Anna Paquin und Joaquin Phoenix in Army go home!
Ricore: Über was zum Beispiel?

Phoenix: Ich werde oft unsicher. Wissen Sie, Filmdrehs stressen mich enorm: Ich möchte etwas Zeitloses schaffen, das über das erste Startwochenende hinaus in den Köpfen der Zuschauer bleibt. Aber es ist so leicht, beim Dreh Fehler zu machen, die später nicht mehr geändert werden können.

Ricore: Versagensängste?

Phoenix: Es ist schon ein enormer Druck. Am Abend vor dem ersten Drehtag zu "Army Go Home!" war ich so nervös, dass ich Gregor Jordan, den Regisseur, mit weinerlicher Stimme anrief und ihn bat, zu mir zu kommen. Er kam dann auch vorbei, aber er hat mich ausgelacht! Können Sie sich das vorstellen? Anstatt mich zu trösten, lachte Gregor mich einfach aus.

Ricore: Sind Sie nach den aufreibenden Dreharbeiten wenigstens mit Ihrer Leistung zufrieden?

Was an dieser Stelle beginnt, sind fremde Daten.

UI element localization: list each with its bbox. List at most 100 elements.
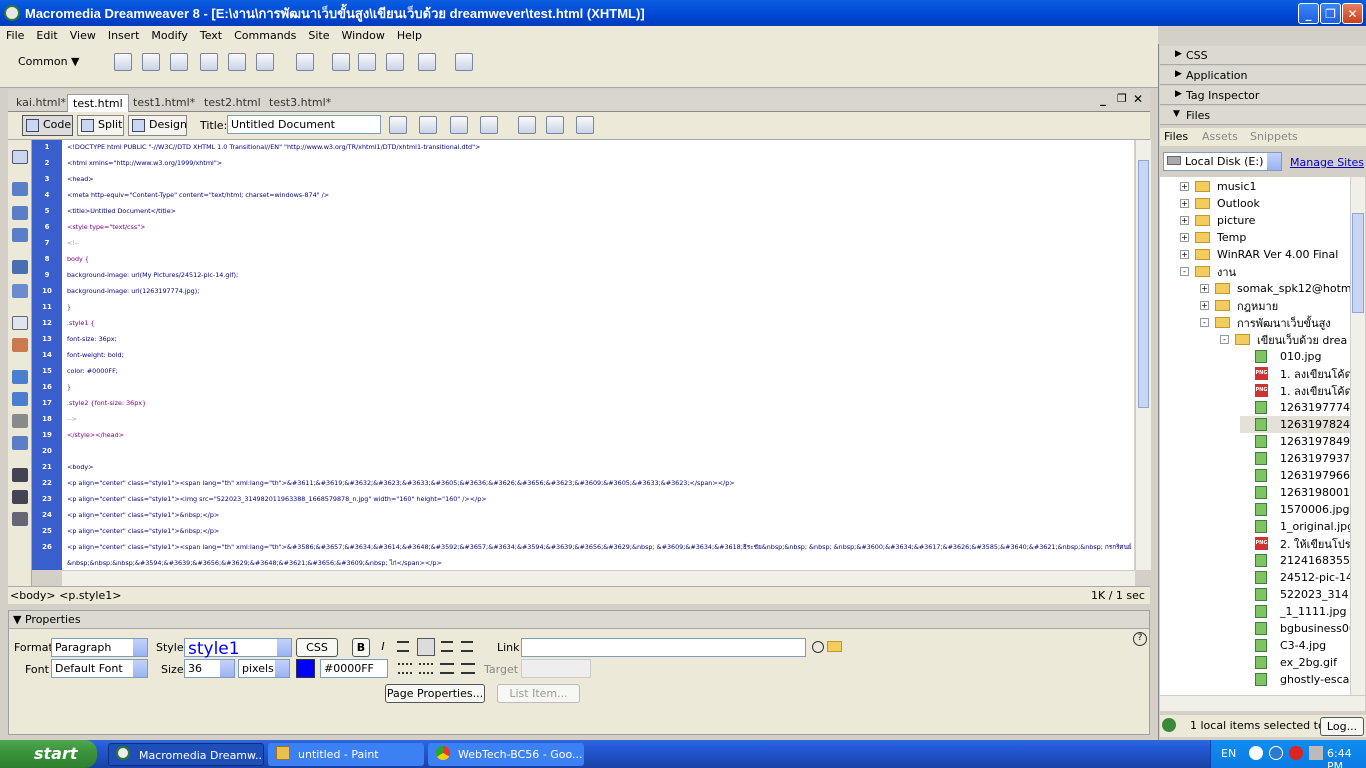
- collapse-icon[interactable]: -: [1200, 318, 1209, 327]
- file-tree[interactable]: + music1 + Outlook + picture + Temp + WinRAR Ver …: [1160, 177, 1350, 695]
- log-button[interactable]: Log...: [1320, 717, 1364, 736]
- open-documents-icon[interactable]: [12, 150, 28, 164]
- collapse-icon[interactable]: -: [1220, 335, 1229, 344]
- validate-icon[interactable]: [419, 116, 437, 134]
- preview-browser-icon[interactable]: [480, 116, 498, 134]
- hyperlink-icon[interactable]: [114, 53, 132, 71]
- expand-all-icon[interactable]: [12, 228, 28, 242]
- wrap-tag-icon[interactable]: [12, 414, 28, 428]
- volume-icon[interactable]: [1309, 746, 1323, 760]
- format-source-icon[interactable]: [12, 512, 28, 526]
- align-right-icon[interactable]: [441, 641, 453, 652]
- task-paint[interactable]: untitled - Paint: [268, 743, 424, 766]
- style-select[interactable]: style1: [184, 638, 292, 659]
- tab-assets[interactable]: Assets: [1202, 130, 1238, 143]
- layer-icon[interactable]: [228, 53, 246, 71]
- image-icon[interactable]: [256, 53, 274, 71]
- tree-node[interactable]: 1263197824: [1240, 416, 1350, 433]
- tree-node[interactable]: _1_1111.jpg: [1240, 603, 1347, 620]
- code-view-button[interactable]: Code: [22, 115, 73, 136]
- size-select[interactable]: 36: [184, 659, 235, 678]
- tree-node[interactable]: 1570006.jpg: [1240, 501, 1350, 518]
- tree-node[interactable]: 1263197774: [1240, 399, 1350, 416]
- collapse-icon[interactable]: -: [1180, 267, 1189, 276]
- format-select[interactable]: Paragraph: [51, 638, 148, 657]
- tree-node[interactable]: 24512-pic-14: [1240, 569, 1350, 586]
- align-center-icon[interactable]: [417, 638, 435, 656]
- list-item-button[interactable]: List Item...: [497, 684, 580, 703]
- media-icon[interactable]: [296, 53, 314, 71]
- tree-node[interactable]: 1263197937: [1240, 450, 1350, 467]
- menu-insert[interactable]: Insert: [102, 29, 146, 42]
- tree-node[interactable]: 522023_314: [1240, 586, 1349, 603]
- comment-icon[interactable]: [386, 53, 404, 71]
- code-editor[interactable]: <!DOCTYPE html PUBLIC "-//W3C//DTD XHTML…: [62, 140, 1134, 570]
- help-icon[interactable]: ?: [1133, 632, 1147, 646]
- tree-node[interactable]: + Temp: [1180, 229, 1246, 246]
- tray-arrow-icon[interactable]: [1249, 746, 1263, 760]
- css-button[interactable]: CSS: [296, 638, 338, 657]
- tree-node[interactable]: PNG 1. ลงเขียนโค้ด: [1240, 365, 1350, 382]
- close-button[interactable]: ✕: [1342, 3, 1363, 24]
- text-color-input[interactable]: #0000FF: [320, 659, 388, 678]
- file-tree-hscrollbar[interactable]: [1160, 695, 1365, 711]
- browse-folder-icon[interactable]: [827, 641, 842, 652]
- justify-icon[interactable]: [461, 641, 473, 652]
- select-parent-tag-icon[interactable]: [12, 260, 28, 274]
- language-indicator[interactable]: EN: [1221, 747, 1236, 760]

Phoenix: Nie! Ich finde immer Fehler und Nuancen, die ich hätte besser ausarbeiten können. Daran ändert auch meine Oscarnominierung nichts. Ich kenne mich selbst am besten und bemerke Dinge an mir, die vielleicht niemand sonst sieht. Für mein Empfinden war ich bisher in keiner meiner Rollen auch nur annähernd perfekt. Mein großes Ziel ist es, in einer Rolle absolute Vollkommenheit zu erreichen. Ich hoffe, das gelingt mir irgendwann.